Information about Intas Intas is one of the world’s leading multinational companies for the development, manufacturing and marketing of pharmaceutical formulations. The company has established a network of subsidiaries under the Accord name for marketing and sales in the highly regulated markets of the EU, USA, Canada, South Africa, Australia, Asia Pacific, CIS and MENA. Intas is present in more than 85 countries worldwide, with more than 69% of revenues coming from global operations, particularly from the highly regulated EU and US markets.
The company currently ranks 6th (according to IQVIA TSA AUGUST 2023 MAT) in the Indian pharmaceutical market and is the largest privately held Indian generics company. While Intas is a leader in key therapeutic segments such as CNS, cardiovascular, diabetology, plasma therapy, cell and gene therapy, gastroenterology, urology and oncology in India, the company is prominent in the EU and US for its product range in oncology and other hospital-based therapeutic segments.

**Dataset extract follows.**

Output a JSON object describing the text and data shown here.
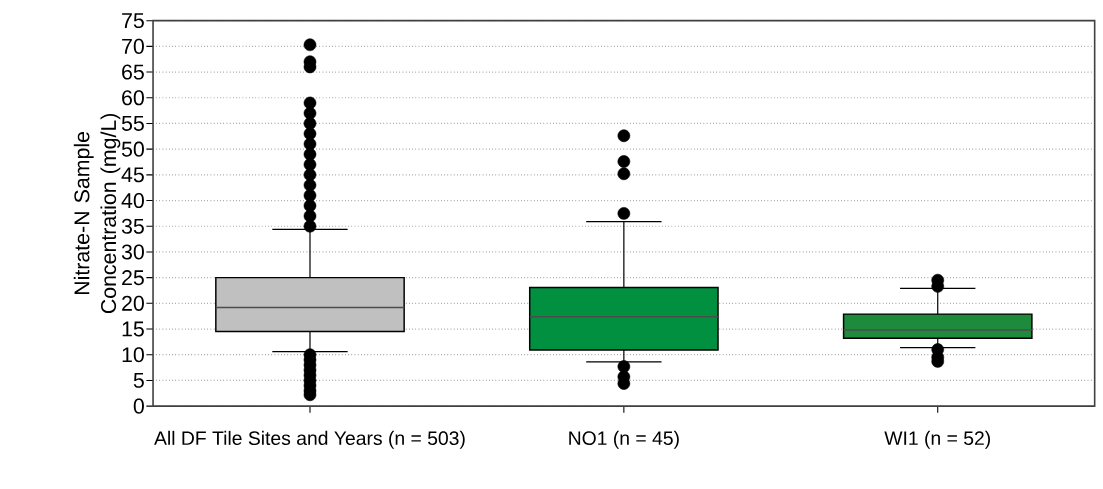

Intas’ success and growth is a direct influence of Intas’ extensive R&D and manufacturing capabilities. Intas operates sixteen formulation manufacturing facilities, eleven of which are located in India and the remaining in the UK, Greece and Mexico. The facilities are accredited by leading global regulatory bodies such as the US FDA, EMA, MHRA, TGA and others. Every year the company invests 6 to 7% of its sales in research and development. Currently, Intas has more than 10,000 product registrations worldwide and a strategic pipeline of more than 300 high-quality FTF/FTM, biosimilars and NDDS products.